The phrase “born and raised” becomes less passive and more active and ongoing for Paul Gribble. Though he was born and raised in the traditional sense in the Blue Ridge Mountain area, he is now returning the favor to Blue Ridge, Georgia, bringing new life to its economy and raising its visitor experience.
Following successful stints in car dealerships and real estate practice taught by his father, Gribble started Georgia Mountain Cabin Rentals (GMCR) in 2004 in the vibrant mountain town of Blue Ridge. At the time, there were only a few property managers there, but he saw the potential for an emerging business and started GMCR, managing just one property. Today, his company manages about 50 homes with nine full-time staff and 11 independent contractor cleaners.
The homes they manage are primarily second homes for future retirees who “have their heart in Blue Ridge,” according to Gribble. The homes aren’t necessarily luxury properties, he said, but he and his team make sure guests get more value than they are paying for. They focus on customer service and delivering beyond expectations, including personal phone communication and attention to details such as pets’ names and special occasions. They often provide gift baskets, pet treats, and hand-signed thank-you notes from the entire staff. “It doesn’t take a lot of money but makes a big impression,” Gribble said.
And it works. GMCR has a 68 percent repeat guest rate and checks in nearly 10,000 guests annually—without the use of OTAs.
The company tested a small group of properties on different OTAs over the past two years but found that there were more instances of property damage among OTA guests, the reservations were mostly for peak times that would have booked anyway, and they lost the customer touch they are known for. To them and their homeowners, this wasn’t worth the commission rates. Instead, GMCR pushes the #bookdirect message in its marketing and works hard to make sure guests return.
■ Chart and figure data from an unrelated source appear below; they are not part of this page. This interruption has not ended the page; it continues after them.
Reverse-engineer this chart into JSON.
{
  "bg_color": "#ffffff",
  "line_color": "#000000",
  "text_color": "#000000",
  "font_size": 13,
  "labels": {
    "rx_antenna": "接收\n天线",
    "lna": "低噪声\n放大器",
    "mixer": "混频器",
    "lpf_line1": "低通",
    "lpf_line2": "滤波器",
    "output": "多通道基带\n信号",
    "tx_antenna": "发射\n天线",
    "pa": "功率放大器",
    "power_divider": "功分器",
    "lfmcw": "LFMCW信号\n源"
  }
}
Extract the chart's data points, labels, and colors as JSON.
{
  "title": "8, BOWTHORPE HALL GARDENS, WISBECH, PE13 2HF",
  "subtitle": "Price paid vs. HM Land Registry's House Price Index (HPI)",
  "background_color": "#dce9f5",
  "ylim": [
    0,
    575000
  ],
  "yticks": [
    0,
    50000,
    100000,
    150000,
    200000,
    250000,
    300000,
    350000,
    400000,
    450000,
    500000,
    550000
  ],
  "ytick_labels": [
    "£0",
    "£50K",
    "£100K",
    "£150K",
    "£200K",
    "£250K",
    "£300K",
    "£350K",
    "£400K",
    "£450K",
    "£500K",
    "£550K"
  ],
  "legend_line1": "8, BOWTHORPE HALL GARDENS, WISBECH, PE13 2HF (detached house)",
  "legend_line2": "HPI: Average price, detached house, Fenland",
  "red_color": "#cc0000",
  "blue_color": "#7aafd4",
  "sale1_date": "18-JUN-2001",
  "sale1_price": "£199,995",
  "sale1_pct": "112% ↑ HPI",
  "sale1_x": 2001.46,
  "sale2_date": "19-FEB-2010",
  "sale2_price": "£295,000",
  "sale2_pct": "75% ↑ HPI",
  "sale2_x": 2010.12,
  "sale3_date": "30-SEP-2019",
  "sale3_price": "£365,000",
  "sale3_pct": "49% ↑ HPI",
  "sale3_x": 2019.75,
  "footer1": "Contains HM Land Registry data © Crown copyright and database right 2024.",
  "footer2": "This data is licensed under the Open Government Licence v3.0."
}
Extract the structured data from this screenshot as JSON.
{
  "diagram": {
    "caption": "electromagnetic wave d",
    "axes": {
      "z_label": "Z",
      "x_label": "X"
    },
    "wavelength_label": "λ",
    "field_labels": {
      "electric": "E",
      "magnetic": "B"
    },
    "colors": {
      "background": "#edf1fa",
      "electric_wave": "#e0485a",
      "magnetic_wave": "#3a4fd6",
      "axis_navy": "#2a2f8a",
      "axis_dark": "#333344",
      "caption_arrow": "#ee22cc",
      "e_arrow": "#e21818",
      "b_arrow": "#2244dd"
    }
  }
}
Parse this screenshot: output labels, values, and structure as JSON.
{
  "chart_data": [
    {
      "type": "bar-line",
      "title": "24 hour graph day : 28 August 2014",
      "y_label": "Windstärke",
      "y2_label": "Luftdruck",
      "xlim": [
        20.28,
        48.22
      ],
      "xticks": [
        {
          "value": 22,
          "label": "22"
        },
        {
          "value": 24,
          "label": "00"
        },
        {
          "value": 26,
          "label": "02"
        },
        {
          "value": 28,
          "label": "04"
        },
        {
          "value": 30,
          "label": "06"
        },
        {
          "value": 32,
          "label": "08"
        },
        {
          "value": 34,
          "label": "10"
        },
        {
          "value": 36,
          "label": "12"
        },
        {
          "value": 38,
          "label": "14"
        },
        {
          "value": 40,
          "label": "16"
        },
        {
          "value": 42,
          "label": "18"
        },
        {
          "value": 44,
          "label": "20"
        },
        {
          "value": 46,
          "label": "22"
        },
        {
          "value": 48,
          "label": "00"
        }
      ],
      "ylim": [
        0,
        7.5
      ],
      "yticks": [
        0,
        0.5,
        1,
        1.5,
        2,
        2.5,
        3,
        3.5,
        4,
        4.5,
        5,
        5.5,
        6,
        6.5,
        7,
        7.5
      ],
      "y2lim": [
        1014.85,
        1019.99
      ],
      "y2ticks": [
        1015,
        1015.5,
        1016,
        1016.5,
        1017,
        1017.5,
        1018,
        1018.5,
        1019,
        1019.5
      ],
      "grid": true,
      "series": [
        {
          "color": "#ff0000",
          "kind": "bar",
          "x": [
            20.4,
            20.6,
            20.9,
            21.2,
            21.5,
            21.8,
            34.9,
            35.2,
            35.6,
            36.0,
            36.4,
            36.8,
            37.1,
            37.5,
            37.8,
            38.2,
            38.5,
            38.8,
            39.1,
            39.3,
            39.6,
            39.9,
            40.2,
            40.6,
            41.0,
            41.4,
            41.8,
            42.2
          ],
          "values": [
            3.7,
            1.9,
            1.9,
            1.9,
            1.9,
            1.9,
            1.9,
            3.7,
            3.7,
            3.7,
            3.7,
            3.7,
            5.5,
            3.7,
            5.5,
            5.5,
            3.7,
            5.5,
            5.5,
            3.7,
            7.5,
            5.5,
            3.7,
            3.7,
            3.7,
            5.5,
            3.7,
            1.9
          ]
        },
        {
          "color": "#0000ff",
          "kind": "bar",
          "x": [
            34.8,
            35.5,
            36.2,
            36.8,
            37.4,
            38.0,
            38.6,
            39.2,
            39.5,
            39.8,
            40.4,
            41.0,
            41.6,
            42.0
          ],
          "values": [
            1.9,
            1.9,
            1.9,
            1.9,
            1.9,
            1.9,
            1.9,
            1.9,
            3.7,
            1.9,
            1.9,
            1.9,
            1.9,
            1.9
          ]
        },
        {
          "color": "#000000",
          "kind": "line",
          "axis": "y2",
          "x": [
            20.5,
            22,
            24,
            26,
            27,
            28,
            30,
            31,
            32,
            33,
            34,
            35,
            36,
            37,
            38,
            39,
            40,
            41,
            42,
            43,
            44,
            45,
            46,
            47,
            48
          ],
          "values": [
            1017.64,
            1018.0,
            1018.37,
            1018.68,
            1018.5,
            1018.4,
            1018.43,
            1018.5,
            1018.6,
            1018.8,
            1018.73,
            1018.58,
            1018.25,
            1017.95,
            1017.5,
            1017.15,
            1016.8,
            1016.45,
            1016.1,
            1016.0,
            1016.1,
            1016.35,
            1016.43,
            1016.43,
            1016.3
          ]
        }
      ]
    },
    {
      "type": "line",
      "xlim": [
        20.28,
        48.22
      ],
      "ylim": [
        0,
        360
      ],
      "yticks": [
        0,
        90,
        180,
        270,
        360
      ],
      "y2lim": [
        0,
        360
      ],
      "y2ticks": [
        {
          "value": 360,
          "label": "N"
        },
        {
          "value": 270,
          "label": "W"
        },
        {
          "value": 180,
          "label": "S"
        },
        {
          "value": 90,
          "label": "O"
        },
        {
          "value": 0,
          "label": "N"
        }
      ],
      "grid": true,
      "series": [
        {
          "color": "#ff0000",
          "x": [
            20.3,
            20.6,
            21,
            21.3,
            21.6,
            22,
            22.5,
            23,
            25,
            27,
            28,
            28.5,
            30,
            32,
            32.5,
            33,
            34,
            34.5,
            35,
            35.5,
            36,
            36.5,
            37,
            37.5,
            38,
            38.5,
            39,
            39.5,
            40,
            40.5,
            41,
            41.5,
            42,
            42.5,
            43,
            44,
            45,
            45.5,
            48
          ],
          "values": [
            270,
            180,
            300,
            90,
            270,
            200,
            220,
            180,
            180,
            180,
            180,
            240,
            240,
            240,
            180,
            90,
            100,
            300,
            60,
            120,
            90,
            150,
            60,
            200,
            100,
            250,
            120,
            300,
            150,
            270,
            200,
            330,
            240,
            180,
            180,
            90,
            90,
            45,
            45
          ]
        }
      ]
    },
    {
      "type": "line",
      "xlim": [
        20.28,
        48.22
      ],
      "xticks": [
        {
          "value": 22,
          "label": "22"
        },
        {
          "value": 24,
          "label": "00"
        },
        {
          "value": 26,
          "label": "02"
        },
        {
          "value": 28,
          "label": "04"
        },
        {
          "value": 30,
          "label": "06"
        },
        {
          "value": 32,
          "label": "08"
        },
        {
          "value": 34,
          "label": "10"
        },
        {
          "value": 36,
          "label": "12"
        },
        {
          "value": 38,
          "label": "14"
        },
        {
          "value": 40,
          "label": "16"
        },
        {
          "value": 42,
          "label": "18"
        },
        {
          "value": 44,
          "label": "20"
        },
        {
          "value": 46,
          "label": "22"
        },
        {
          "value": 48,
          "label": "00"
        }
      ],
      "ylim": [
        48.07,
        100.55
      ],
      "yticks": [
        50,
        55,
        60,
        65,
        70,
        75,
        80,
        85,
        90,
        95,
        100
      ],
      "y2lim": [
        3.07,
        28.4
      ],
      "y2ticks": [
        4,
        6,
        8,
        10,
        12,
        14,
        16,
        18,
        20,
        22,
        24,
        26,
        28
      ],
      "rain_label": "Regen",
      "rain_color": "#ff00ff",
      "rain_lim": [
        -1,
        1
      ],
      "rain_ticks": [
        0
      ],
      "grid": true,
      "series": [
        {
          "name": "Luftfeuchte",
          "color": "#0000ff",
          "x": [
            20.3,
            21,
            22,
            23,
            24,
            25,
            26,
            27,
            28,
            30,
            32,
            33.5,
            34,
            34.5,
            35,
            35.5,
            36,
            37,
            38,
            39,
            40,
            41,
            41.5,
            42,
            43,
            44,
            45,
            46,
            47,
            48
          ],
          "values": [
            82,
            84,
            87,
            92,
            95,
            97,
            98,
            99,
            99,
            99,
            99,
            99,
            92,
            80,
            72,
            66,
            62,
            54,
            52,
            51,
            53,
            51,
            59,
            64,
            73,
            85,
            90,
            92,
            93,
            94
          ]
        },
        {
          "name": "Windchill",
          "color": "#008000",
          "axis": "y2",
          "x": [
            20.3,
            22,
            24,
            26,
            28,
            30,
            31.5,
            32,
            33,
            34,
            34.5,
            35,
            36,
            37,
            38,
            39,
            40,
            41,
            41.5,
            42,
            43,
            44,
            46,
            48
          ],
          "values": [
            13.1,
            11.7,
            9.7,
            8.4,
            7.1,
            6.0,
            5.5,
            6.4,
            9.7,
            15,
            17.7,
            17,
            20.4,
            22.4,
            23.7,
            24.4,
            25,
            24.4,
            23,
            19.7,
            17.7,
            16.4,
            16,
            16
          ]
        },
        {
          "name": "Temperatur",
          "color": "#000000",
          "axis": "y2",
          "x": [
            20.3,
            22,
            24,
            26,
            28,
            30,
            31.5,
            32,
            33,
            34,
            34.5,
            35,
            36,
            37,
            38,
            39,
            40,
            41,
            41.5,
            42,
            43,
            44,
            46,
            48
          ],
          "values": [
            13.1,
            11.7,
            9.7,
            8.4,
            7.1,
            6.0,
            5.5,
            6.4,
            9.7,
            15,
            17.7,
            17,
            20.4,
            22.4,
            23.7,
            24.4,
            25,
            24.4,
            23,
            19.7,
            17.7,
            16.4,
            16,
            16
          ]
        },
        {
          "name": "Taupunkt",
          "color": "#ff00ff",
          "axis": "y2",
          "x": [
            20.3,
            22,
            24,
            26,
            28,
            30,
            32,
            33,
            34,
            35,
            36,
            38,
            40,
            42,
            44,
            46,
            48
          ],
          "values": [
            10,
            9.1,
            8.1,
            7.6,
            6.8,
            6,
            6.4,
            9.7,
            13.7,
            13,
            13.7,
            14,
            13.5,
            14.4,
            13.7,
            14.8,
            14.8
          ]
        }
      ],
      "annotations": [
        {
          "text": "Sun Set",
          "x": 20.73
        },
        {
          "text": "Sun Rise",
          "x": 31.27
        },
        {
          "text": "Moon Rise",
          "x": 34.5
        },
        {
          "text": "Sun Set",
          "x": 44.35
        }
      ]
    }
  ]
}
Most of GMCR’s guests come from Atlanta and Florida where Blue Ridge is the first real mountain town they can get to coming north. Families come during summer and school vacations, and couples and small groups visit for Valentine’s Day, leaf peeping in the fall, and festivals throughout the year.
One of those festivals is the Blue Ridge Blues and BBQ Festival, a three-day weekend of music, food, and other celebrations of local culture. The Blue Ridge Lodging Association created the festival eight years ago in an effort to bring tourists to the otherwise quiet dip in the season. “You could shoot a cannon up our main street and not hit anything on that weekend,” Gribble said. Now, the third weekend of September every year is considered a holiday in the town because it’s as full as it is on the 4th of July. The annual event draws around $2 million to the area and raises tens of thousands of dollars for local children’s charities.
The lodging association itself serves as a strong model of collaboration for other vacation rental markets to follow. Among its members are vacation rental managers, B&Bs, and two hotels (including Gribble’s own Reid Ridge Hotel). Gribble was the association’s first nonfounder member, and he now serves as its president. Its goal is to set a high standard of achievement for providers with minimum membership requirements to make sure guests who come to Blue Ridge get the “good warm fuzzies” and want to come back, he said.
Inside and outside the organization, the lodging companies work alongside each other and with other industries, including restaurants and retail, to advance tourism and take care of the town’s guests collectively.
“We work together to make sure guests who come to Blue Ridge come back to Blue Ridge,” Gribble said. “As Matt Landau says, we are a young industry, and people coming together to work with each other makes us all stronger.”
The Blue Ridge Lodging Association has been held up in the industry as a model to follow not only because of its community-first nature but also because of its successful implementation of the blues and BBQ festival to enrich local tourism. Other markets have reached out to Gribble and the association for help starting their own organizations. His advice to property managers about working with their communities is, “Get out of your comfort zone, and stop thinking that you have the only trade secrets that work.”
But Gribble’s relationships with industry peers is more than a smart business tactic for him and the local economic ecosystem. “We’re competitors on paper but friends first,” he said. He and the leaders of other local property management companies go on vacation together, share ideas and procedures that can help each other make money, eat dinner together, and even have each other’s backs when guests try to play one off the other. “It’s a Blue Ridge family.”
When he’s not running GMCR, the festival, his hotel, or the lodging association, Gribble consults for property managers outside of his market who want to grow and be more efficient but just aren’t 100 percent sure how, he said. “Sometimes companies just need an experienced answer,” and he is happy to help.
If that weren’t enough, he is a real estate broker, leads a construction company that specializes in vacation cabins, sits on the board of directors for the Fannin County Chamber of Commerce (he was chairman last year), and chairs the chamber’s tourism board.
Oh, and somehow he finds time to travel occasionally with his fiancée, and the two blog about their trips on ShortTripSecrets.com.
In a world where business is often empty “busy-ness,” Gribble’s demanding schedule is anything but. His efforts in developing and raising the community that raised him represent the best of the vacation rental industry.
And he loves it all. “This is fun. I enjoy what I do, and there is something new every day,” he said. “Every day is like a different puzzle. Construction, hotel, property management—mixing it all together to do the best we can do.”